I began the day with serious business. Natty took me to a diner she fondly associates with her own arrival in the city, many years ago. She showed me a bar behind a tiny door where off-Broadway actors go for post-game beverages, and then we hovered around the New York Public Library. We floated into the gift shop, where I successfully avoided purchasing anything, right before I located the MLB store where I purchased a Mets hat and also your new Yankee fit. I walked past or around Radio City Music Hall, a McNally Jackson, a Nintendo outlet, and the rest of the Rockefeller Center to get there, and could scarcely believe my eyes again, or my legs, or my body. I had a friendly conversation with a sheepish Red Sox fan who said the store was laid out like a baseball diamond, you just couldn’t see it maybe for all the merch. I guesstimated he’d been standing at centre-field when I walked in, like Bellinger a few days before or Jarren Duran on his cursed Red Sox. He smiled and said you could say that, yeah.
I wandered around Chinatown around lunchtime, kind of survived a difficult conversation at an otherwise lovely brunch situation, then whizzed towards the subway at Canal St. a little flustered. I’d barely rode the subway alone that whole week, if at all, and was a little worried I’d end up somewhere else entirely. My heart went faster and faster as the digital display, not always present on New York trains, cleared stop-after-stop to approach Queens. More Mets hats, more Mets jerseys, a few lonely Giants ones, began to board. I’d meet two more wonderful colleagues at Citi Field if I didn’t flub the connection, and if one of my companions managed to stroll over without any further complication. “They’ve just ordered everybody off the 7,” she texted. It’s all the acutely distressing dialogue I seem to recall most clearly.
I said to you on our call yesterday that for the last few stops, now packed with Mets orange-and-blue, I thought I rode right into panels I’d seen in the Spider-Man comics of my youth. My heart spun around in my chest to the steady drums of ‘Brandy Alexander’ by the Walkmen; Nas, the Ombudsman of Queensbridge, smacked my eardrums just before I breezed down all the stairs at Mets-Willets Point.
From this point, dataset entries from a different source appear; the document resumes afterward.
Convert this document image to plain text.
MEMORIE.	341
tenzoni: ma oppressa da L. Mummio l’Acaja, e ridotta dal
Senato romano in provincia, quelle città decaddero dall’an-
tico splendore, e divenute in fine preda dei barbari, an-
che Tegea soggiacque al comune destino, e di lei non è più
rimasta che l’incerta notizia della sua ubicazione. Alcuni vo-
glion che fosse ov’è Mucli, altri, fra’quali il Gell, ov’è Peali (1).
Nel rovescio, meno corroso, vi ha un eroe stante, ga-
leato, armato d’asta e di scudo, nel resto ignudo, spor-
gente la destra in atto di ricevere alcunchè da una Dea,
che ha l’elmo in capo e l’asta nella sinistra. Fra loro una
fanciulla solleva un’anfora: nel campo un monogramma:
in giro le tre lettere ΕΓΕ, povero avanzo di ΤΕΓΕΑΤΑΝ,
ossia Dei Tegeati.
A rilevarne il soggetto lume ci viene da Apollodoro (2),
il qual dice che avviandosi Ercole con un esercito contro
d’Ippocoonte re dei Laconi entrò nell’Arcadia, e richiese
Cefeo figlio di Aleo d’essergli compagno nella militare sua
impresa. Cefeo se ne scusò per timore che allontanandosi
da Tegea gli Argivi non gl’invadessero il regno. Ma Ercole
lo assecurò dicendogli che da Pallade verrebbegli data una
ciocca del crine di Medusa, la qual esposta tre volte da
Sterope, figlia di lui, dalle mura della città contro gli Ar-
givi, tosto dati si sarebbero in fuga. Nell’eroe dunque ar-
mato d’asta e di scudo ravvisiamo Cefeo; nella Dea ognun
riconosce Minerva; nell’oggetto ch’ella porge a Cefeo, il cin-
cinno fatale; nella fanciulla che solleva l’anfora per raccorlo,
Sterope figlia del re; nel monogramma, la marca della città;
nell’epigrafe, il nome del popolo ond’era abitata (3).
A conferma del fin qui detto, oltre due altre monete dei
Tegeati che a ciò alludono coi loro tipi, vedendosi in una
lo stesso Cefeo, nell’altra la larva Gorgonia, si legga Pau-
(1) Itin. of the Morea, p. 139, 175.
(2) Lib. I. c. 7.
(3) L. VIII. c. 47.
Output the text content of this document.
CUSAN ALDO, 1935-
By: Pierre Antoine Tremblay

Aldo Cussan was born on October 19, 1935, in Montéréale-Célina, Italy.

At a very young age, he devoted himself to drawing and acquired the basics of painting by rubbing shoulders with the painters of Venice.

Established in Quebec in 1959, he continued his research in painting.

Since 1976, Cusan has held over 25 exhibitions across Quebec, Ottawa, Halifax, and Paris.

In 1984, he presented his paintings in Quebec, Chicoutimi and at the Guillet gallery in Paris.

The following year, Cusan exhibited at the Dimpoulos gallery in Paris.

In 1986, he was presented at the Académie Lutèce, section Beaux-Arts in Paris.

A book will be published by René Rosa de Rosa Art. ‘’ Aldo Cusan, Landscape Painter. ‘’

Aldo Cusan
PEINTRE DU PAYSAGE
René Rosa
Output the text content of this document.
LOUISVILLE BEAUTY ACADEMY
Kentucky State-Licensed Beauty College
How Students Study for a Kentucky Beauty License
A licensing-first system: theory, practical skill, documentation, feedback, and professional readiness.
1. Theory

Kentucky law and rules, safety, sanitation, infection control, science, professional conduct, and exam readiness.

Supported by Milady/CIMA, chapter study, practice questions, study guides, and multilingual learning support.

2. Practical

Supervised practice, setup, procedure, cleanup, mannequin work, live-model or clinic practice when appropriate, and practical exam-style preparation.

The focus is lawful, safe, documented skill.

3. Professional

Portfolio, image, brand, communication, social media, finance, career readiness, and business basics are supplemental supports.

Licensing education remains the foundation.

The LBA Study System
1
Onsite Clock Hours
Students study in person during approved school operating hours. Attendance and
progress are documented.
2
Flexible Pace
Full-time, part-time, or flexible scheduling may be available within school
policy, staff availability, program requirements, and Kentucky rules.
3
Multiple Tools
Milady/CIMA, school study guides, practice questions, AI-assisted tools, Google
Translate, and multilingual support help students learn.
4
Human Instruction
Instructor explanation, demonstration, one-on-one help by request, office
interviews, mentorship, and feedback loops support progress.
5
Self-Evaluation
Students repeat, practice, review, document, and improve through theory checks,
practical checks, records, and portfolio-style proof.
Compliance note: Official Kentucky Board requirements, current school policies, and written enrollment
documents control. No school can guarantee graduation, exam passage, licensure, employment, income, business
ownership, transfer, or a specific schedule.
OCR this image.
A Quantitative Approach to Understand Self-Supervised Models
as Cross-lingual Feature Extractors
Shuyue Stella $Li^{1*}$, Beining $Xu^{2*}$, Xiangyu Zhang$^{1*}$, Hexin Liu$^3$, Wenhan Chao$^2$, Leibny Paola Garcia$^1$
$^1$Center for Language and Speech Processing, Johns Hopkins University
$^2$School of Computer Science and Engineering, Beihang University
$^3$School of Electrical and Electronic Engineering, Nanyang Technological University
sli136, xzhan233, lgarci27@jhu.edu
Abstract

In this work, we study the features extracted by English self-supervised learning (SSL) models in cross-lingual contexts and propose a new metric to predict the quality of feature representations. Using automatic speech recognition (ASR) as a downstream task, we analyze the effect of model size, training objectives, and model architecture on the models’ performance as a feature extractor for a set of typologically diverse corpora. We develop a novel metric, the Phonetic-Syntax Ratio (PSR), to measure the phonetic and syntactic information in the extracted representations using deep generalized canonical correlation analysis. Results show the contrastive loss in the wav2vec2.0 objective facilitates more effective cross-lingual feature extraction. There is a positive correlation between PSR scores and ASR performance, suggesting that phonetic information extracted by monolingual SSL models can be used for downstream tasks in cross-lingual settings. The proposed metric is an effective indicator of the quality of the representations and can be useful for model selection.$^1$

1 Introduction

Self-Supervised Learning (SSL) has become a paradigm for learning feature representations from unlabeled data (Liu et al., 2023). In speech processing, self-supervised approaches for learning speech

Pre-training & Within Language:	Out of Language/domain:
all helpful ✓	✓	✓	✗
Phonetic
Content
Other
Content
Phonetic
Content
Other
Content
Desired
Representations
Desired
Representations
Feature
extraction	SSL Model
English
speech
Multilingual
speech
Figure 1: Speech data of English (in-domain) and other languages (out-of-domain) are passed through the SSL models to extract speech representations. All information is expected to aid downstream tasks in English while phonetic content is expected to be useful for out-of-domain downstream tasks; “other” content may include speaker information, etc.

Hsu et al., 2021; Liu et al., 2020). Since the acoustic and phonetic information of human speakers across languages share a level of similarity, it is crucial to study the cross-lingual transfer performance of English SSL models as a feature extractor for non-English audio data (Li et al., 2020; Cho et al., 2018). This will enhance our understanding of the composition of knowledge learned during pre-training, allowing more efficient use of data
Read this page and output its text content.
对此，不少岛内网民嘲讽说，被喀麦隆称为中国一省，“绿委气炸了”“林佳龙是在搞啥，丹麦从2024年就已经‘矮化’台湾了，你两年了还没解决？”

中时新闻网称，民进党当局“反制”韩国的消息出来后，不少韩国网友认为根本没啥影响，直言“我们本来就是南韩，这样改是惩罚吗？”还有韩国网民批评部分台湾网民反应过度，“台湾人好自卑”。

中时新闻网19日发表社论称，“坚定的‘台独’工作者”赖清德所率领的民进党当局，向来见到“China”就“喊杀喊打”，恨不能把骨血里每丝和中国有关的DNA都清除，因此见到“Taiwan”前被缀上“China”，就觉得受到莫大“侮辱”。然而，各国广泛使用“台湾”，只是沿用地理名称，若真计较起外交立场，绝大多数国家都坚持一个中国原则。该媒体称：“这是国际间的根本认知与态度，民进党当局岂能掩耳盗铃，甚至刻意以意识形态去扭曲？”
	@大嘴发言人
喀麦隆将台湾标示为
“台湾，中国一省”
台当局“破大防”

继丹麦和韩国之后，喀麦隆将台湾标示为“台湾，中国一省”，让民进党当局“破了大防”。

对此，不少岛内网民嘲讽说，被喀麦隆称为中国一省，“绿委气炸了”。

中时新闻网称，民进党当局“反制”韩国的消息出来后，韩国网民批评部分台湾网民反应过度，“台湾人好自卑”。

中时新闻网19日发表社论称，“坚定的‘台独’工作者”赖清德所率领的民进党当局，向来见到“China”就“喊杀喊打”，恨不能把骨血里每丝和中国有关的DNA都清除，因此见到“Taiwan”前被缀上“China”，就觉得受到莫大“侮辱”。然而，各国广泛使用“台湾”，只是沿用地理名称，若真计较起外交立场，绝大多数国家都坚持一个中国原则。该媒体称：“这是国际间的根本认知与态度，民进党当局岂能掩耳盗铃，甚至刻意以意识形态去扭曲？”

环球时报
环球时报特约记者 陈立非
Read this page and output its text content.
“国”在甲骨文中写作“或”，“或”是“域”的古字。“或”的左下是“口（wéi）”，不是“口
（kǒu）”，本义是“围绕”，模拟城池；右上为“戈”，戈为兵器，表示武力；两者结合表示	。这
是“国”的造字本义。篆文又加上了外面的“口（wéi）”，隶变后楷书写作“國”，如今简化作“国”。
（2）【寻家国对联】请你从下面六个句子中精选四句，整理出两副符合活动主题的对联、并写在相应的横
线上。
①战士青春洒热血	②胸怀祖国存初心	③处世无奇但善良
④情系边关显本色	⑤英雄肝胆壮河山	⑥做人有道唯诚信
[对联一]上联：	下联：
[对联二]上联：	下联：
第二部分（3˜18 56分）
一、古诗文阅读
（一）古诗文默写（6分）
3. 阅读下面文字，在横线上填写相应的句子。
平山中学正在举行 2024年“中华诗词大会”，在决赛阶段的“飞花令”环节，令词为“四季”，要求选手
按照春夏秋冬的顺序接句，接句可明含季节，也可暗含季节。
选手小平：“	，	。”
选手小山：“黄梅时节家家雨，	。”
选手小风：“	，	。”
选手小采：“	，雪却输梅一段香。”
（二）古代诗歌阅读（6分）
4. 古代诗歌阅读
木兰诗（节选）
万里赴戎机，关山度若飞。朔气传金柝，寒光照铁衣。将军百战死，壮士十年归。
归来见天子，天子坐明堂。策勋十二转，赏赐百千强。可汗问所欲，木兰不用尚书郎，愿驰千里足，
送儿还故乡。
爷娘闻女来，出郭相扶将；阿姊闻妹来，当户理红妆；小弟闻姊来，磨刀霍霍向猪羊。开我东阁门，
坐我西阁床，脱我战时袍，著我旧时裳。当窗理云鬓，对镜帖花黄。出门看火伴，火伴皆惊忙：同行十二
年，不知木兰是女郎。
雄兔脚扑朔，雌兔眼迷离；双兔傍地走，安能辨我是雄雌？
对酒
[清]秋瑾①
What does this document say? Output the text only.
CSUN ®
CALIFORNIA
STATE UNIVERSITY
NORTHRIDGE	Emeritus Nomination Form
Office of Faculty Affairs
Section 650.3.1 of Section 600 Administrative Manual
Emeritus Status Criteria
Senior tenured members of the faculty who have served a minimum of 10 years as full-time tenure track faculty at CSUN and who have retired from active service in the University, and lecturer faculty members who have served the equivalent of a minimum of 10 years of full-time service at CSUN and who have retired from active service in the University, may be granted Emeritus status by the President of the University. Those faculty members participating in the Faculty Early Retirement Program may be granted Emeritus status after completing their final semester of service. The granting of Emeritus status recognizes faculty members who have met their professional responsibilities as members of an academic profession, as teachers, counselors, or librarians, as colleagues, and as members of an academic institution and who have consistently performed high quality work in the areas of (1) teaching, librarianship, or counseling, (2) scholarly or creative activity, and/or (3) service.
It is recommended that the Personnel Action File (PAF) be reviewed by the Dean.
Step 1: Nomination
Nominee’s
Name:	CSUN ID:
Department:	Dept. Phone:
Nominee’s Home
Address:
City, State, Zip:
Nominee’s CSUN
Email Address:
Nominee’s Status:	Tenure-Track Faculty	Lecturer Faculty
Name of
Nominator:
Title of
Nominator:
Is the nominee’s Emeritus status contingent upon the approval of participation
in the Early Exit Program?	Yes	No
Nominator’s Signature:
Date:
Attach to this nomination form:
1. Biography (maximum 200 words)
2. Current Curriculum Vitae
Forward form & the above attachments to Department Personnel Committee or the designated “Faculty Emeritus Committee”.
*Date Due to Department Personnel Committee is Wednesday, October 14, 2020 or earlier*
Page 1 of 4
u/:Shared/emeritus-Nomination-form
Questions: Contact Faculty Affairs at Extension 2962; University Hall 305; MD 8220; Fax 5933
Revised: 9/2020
Maybe it was that vexing but mostly lovely brunch. Maybe it was the nerve of the idea that I was spending a Saturday afternoon in Queens. Maybe it was the fact that it had taken so long in my life to get here, and that it might take just as long to ever get back. Maybe it was walking down amongst all the Mets faithful, in that familiar, purposeful march of sports fans – be it football, hoops, you name it – swaggering towards duty in the final minutes before battle begins. Almost for sure it was all those signs, assuring me I could turn off the Maps app now; I could finally stop wondering if I’d travelled in the right direction. No one saw me cry just because everywhere in the air above my head it unreservedly said ‘Mets Baseball’.
I heard the speakers blast ‘My Girl’ when Francisco Lindor, Mr. Smiles himself, stepped out for his first at-bat. I missed a Pete Alonso homer going down to fetch homegirl, and homeboy too, but honestly I didn’t care. I was home, lad.